Whichever version is more accurate, the pitcher’s reputation only grew in the aftermath.
One of Gibson’s opponents, Dodgers outfielder Von Joshua, was intimidated for a different reason. “Jerry Doggett, one of the Dodgers announcers, made a statement on the radio show that Gibson had been accused of throwing at black ballplayers,” he recalled. “He asked Bob if there had been any truth to that, and Gibson said, yeah, it was true—because they were the only ones dumb enough to think they could hit me. So in other words, the white guys were already intimidated, and the black ballplayers thought that they had a chance.” Joshua, an African American, took the message to heart.

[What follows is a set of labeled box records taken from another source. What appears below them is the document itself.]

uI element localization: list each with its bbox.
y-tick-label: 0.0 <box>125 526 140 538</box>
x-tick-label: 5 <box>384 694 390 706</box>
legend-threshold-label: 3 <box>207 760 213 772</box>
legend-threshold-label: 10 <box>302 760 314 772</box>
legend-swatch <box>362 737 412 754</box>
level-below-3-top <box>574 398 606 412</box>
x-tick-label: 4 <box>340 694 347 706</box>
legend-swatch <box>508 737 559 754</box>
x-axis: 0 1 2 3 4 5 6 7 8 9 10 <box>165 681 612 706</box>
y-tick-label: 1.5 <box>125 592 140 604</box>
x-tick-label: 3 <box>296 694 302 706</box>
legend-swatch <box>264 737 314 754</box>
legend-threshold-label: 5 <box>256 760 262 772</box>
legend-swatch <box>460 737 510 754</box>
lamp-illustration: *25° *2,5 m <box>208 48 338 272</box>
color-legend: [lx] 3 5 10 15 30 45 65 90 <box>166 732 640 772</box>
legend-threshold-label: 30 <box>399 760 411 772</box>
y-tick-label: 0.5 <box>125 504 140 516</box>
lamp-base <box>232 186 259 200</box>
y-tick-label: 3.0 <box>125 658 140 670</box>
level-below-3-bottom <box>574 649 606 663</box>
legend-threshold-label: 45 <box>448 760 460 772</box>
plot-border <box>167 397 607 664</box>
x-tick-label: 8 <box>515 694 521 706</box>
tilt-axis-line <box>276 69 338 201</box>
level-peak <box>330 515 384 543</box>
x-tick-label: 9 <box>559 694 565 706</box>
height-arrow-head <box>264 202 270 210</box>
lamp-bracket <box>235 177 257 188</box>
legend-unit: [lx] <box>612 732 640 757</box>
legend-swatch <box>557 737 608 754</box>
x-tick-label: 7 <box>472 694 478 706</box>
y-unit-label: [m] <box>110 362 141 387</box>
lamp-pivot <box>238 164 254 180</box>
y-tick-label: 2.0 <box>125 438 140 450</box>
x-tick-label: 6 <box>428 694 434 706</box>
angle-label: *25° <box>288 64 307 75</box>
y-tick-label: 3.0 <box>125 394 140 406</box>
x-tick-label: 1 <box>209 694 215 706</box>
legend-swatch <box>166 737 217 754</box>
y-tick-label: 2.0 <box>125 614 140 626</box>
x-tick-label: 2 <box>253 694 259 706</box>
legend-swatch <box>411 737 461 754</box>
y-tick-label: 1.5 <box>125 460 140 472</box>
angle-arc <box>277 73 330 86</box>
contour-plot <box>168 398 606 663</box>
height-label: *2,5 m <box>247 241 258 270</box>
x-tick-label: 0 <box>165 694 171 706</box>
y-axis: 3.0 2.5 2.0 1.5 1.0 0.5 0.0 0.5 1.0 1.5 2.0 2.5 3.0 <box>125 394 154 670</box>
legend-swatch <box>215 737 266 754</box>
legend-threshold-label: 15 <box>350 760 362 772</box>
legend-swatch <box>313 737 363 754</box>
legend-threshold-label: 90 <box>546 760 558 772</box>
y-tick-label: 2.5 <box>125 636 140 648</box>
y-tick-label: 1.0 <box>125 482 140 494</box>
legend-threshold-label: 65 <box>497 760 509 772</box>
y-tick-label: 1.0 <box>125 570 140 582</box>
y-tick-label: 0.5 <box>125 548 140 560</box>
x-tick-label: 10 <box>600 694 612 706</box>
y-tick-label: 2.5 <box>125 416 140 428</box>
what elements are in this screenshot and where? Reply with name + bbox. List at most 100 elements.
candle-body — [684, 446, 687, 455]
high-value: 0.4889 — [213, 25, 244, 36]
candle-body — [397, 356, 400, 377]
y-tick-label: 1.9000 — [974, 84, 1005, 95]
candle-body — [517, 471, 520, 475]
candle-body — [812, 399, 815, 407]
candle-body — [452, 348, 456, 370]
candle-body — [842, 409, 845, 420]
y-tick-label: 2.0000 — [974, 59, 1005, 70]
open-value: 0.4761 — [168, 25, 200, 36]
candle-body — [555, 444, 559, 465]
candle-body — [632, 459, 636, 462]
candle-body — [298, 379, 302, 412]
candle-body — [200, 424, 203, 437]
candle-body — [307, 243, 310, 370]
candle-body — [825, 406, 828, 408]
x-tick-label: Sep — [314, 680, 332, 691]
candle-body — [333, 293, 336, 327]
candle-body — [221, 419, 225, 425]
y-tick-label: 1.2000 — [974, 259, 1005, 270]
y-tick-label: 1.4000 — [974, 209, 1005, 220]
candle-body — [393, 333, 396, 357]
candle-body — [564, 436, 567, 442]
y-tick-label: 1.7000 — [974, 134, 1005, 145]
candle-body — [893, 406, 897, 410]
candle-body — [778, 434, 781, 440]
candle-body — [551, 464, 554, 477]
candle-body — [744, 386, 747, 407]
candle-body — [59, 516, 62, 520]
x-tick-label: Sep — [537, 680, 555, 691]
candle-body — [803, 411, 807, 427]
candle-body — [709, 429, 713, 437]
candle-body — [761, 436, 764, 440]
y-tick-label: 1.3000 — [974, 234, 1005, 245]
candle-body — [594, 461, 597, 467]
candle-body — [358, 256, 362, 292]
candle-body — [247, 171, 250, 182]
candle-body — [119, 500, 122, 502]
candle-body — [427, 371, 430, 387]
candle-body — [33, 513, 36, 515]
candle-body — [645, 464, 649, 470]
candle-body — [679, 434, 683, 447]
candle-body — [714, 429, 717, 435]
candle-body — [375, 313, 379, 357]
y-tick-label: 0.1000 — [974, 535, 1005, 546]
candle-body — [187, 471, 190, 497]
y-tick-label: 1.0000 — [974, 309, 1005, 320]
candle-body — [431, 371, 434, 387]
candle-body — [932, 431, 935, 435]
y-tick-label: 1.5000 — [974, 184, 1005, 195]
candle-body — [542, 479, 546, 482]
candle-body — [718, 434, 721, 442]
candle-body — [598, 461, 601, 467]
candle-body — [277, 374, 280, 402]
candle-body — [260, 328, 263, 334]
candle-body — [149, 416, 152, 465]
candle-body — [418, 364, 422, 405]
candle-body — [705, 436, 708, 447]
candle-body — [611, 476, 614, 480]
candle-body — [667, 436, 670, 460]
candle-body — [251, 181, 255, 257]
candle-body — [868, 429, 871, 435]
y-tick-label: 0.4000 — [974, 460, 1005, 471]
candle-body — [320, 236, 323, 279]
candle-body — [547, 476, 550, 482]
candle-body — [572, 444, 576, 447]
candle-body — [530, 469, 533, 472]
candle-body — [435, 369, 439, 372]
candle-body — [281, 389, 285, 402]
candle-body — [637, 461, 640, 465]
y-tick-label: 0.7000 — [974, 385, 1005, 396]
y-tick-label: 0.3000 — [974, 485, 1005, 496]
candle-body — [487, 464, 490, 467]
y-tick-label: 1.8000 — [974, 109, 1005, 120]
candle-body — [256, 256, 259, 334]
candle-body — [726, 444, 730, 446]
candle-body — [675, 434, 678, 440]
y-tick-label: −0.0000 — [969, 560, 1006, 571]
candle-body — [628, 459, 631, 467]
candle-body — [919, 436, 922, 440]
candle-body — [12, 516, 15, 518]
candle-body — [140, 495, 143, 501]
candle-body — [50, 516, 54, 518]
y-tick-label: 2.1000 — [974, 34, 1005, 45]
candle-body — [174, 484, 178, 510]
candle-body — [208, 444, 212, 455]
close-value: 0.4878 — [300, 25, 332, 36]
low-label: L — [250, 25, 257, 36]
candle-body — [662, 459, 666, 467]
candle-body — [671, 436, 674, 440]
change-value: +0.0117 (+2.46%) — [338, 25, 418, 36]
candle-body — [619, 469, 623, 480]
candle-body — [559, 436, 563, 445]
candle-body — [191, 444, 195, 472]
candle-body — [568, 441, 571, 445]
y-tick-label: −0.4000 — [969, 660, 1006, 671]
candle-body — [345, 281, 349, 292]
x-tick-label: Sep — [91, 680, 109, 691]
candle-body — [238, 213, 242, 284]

My favorite Bob Gibson story has to do with his memory for events that he felt merited response. It doesn’t line up with his intimidation-as-strategy methodology, but it does line up with the rest of his reputation. From The Baseball Codes:
Gibson felt entitled, after giving up a grand slam to Pete LaCock in 1975 [on a pitch he felt should not have been reached], to knock the hitter down. The only problem was that Gibson, two months shy of his fortieth birthday, faced exactly one more batter, left the game … and retired. So, fifteen years later, the Hall of Famer did what he had been unable to do as an active player: When he faced LaCock in an old-timers’ game, he hit him in the back with a pitch. (“Bob Feller was throwing when I came up to the plate,” LaCock recalled. “All of a sudden, Gibson comes running out of the dugout and makes his own pitching change. He sends Feller back to the bench and starts warming up, and I’m thinking, he’s not really going to hit me. Sure enough, ﬁrst pitch—whammo.”)
The amazement with which LaCock recounted that story for me, more than a decade after the fact, was apparent. The guy was left in befuddled awe by Gibson, which in that regard, made him just like everybody the great pitcher ever faced.
Gibson’s era is long gone, and with his passing, its principal practitioners nearly are, too. Baseball won’t see his like again.